Jakarta, 4/3 (ANTARA) - Dalam rangka meningkatkan daya saing ekspor perikanan, Kementerian Kelautan dan Perikanan (KKP) berupaya terus melakukan negosiasi penurunan tarif bea masuk ke Jepang yang sebesar 3,5% untuk tuna segar dan 9,5% untuk tuna kaleng. Demikian disampaikan Menteri Kelautan dan Perikanan, Fadel Muhammad saat melakukan pelepasan ekspor tuna ke Jepang di Padang, Provinsi Sumatera Barat (4/3).

     Lebih lanjut Fadel menyampaikan bahwa, dari data yang ada nilai ekspor hasil perikanan Indonesia ke pasar produktif (AS, Jepang dan UE) saat ini mencapai 70% dan 22% di pasar prospektif (Asia Tenggara dan Asia Timur) serta pasar potensial (Timur Tengah, Afrika, dan eks Eropa Timur) sebesar 8%. KKP melakukan diversifikasi pasar ke Timur Tengah dan Afrika karena tampak sekali masih rendahnya nilai ekspor ke pasar potensial tersebut. Pada awal Januari 2010 yang lalu, KKP telah memulai perluasan pasar ke Iran, UEA dan Mozambik. Hingga tahun 2009, total nilai ekspor hasil perikanan Indonesia mencapai US$ 2,4 miliar, di mana sebesar US$ 611 juta dihasilkan dari ekspor ke Jepang. Khusus ekspor tuna, tahun 2009 mencapai US$ 243 juta, yang mana US$ 128 juta diperoleh dari ekspor tuna ke Jepang.

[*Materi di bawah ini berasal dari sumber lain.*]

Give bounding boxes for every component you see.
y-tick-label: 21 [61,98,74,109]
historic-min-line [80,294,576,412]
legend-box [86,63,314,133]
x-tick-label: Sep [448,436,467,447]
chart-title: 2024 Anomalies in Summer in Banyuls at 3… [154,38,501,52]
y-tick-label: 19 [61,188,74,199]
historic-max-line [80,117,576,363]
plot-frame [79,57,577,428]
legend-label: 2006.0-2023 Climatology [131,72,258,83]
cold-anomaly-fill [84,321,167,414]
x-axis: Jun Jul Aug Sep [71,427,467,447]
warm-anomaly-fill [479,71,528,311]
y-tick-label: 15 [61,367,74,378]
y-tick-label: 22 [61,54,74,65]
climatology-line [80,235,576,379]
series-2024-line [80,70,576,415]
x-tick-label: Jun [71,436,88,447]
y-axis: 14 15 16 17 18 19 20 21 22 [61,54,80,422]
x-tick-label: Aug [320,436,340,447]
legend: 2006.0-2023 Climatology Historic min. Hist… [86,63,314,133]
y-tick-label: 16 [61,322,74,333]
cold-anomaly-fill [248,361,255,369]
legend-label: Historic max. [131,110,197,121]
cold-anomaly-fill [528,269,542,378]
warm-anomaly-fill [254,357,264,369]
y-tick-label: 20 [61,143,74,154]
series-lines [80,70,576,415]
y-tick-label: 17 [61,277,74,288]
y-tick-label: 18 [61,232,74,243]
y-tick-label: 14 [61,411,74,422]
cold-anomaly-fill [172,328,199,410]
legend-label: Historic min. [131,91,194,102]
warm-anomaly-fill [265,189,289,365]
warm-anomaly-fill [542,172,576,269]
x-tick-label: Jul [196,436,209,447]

     Upaya yang dilakukan untuk mewujudkan visi KKP, yaitu Indonesia sebagai Penghasil Produk Kelautan dan Perikanan Terbesar di Dunia pada tahun 2015, dan dengan Misi Mensejahterakan Masyarakat Kelautan dan Perikanan, KKP dituntut memacu ekspor hasil perikanan. Hal ini terkait dengan kemampuan untuk meningkatkan produksi perikanan, baik dari perikanan budidaya dan perikanan tangkap di industri hulu, dan pengembangan pengolahan serta pemasaran, di industri hilir. Di sisi industri, diperlukan pelaku usaha yang kokoh dan solid, baik dari segi produksi maupun pasca panennya, untuk mendukung pertumbuhan.

     Pelabuhan Perikanan Samudera Bungus, Sumatera Barat adalah salah satu pelabuhan yang terutama melakukan ekspor tuna sejak tahun 2008. Dengan lokasi yang relatif dekat dengan wilayah penangkapan ikan (fishing ground), maka Bungus dapat memberikan keuntungan tersendiri, yakni menghemat biaya operasional armada penangkapan ikan untuk bahan bakar dan biaya logistik lainnya, serta dapat menghemat waktu perjalanan dari saat penangkapan menuju tempat pendaratan. Sebagaimana diketahui bahwa ikan adalah produk yang sangat cepat atau mudah mengalami kemunduran mutu. Dengan demikian usaha penghematan waktu di laut adalah sangat penting. Oleh karena itu pula untuk tuna segar secara mutlak dari Sumatera Barat diperlukan trayek penerbangan ke Jepang, sebagai pasar tunggal sashimi. Volume ekspor tuna segar dari Pelabuhan Perikanan Samudera Bungus ke Jepang rata-rata sebesar 3 ton/hari, sedangkan volume ekspor rata-rata tuna beku ke AS adalah 1 ton/hari sejak tahun 2008. Dalam melakukan ekspor tersebut, Pelabuhan Perikanan Samudera Bungus bekerjasama dengan Cardig Air melalui Bandara Minangkabau, Sumatera Barat sampai saat ini telah melakukan pengiriman sebanyak 14 ton/pengiriman/minggu sejak bulan April 2009.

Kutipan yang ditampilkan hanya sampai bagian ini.